Stable top-level fields are schema_version, test_id, target, message_index, role, optional name, content, tool_calls, start_time, end_time, duration_ms, metadata, token_usage, transcript-level transcript_token_usage, transcript_duration_ms, transcript_cost_usd, capture, optional trace, and source. Provider-native details stay inside opaque nested fields such as metadata, source.metadata, tool input, or tool output; they are not custom top-level row keys.
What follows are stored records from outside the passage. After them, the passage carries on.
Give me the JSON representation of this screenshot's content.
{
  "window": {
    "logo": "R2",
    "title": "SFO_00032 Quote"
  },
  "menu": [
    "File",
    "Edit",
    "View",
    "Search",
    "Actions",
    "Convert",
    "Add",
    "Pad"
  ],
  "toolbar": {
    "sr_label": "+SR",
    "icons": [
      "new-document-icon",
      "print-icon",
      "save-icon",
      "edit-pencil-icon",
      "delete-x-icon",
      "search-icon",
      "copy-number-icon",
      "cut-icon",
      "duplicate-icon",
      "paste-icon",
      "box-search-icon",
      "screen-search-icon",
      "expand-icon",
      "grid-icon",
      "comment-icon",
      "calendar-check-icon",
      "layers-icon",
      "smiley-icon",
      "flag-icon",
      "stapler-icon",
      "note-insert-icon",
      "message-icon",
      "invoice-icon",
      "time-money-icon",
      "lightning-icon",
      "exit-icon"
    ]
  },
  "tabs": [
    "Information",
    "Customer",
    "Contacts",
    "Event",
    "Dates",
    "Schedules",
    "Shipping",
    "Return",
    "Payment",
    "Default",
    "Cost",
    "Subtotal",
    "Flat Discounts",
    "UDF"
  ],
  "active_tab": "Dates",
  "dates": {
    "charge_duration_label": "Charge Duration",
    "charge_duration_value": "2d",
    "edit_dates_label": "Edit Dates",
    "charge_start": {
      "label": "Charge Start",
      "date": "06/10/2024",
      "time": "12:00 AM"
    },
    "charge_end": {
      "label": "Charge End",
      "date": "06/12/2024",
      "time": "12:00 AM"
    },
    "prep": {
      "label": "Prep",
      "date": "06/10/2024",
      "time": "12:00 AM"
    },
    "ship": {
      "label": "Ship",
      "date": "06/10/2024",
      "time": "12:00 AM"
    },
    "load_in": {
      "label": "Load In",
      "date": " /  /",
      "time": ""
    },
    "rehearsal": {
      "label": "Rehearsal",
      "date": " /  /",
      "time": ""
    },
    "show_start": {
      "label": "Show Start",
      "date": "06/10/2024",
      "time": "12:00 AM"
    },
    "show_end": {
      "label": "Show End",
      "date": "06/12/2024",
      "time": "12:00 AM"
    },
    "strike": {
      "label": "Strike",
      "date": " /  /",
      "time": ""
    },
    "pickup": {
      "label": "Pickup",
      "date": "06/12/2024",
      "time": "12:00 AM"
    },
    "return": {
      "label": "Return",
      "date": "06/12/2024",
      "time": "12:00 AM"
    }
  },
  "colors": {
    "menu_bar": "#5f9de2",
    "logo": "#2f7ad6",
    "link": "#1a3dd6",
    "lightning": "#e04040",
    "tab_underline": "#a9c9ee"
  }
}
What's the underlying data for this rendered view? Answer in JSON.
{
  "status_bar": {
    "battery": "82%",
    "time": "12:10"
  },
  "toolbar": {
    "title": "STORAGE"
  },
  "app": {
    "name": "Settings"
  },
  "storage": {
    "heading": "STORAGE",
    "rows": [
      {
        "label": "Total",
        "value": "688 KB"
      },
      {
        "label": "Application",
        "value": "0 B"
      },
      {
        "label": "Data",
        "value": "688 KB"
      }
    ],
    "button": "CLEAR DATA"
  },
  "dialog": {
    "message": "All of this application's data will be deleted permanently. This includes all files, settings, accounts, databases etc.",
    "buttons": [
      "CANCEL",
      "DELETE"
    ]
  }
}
Rows without schema_version, capture, or trace from older AgentV transcript exports remain replayable. New eval run artifacts write the v1 shape. For eval run artifacts, transcript.jsonl is the portable message/event projection. AgentV does not persist a public trace.json run sidecar, and the transcript is not a provider-native session dump. Provider-native session or stream logs, when captured during a new eval run, are preserved in transcript-raw.jsonl and referenced by transcript_raw_path; raw_provider_log_path is a legacy/imported pointer when older bundles or external sources already provide one. Agent Skills import, convert, transpile, and run paths do not require those legacy log pointers.

What Gets Parsed

Claude Event	AgentV Message
`user`	`{ role: 'user', content }`
`assistant`	`{ role: 'assistant', content, toolCalls }`
`tool_use` blocks	`ToolCall { tool, input, id }`
`tool_result` blocks	Paired with matching `tool_use` by ID
`progress`, `system`	Skipped
Subagent events	Filtered out (v1)

Token usage is aggregated from the final cumulative value per LLM request. Duration is computed from first-to-last event timestamp.

Workflow

Import a session, then run graders against it:

# 1. List sessions and pick one
agentv import claude --list

# 2. Import a session by ID
agentv import claude --session-id 4c4f9e4e-e6f1-490b-a1b1-9aef543ebf22

# 3. Run graders against the imported transcript
agentv eval evals/my-eval.yaml --transcript .agentv/transcripts/claude-4c4f9e4e.jsonl

See examples/features/import-claude/ for a complete working example.

HuggingFace Datasets (SWE-bench)

Use scripts/import-huggingface.py to convert HuggingFace benchmark datasets into AgentV eval files. Currently supports SWE-bench-style datasets.

uv run scripts/import-huggingface.py \
  --repo SWE-bench/SWE-bench_Verified \
  --split test \
  --limit 10 \
  --output evals/swebench/

Each instance becomes an EVAL.yaml with:

input — the problem statement
workspace.docker.image — the pre-built SWE-bench Docker image (ghcr.io/epoch-research/swe-bench.eval.x86_64.<instance_id>:latest)
workspace.repos[].base_commit — the commit to reset to before the agent runs
assertions — code-grader tasks that run FAIL_TO_PASS and PASS_TO_PASS pytest suites inside the container

Run an imported SWE-bench eval against any coding agent target:

# Import one instance
uv run scripts/import-huggingface.py \
  --repo SWE-bench/SWE-bench_Verified \
  --limit 1 \
  --output /tmp/swebench-eval/

# Run with a coding agent target
agentv eval /tmp/swebench-eval/*.EVAL.yaml --target codex

The Docker workspace spins up the pre-built SWE-bench image, checks out base_commit, runs the agent to apply a patch, then grades by running the test suite inside the container.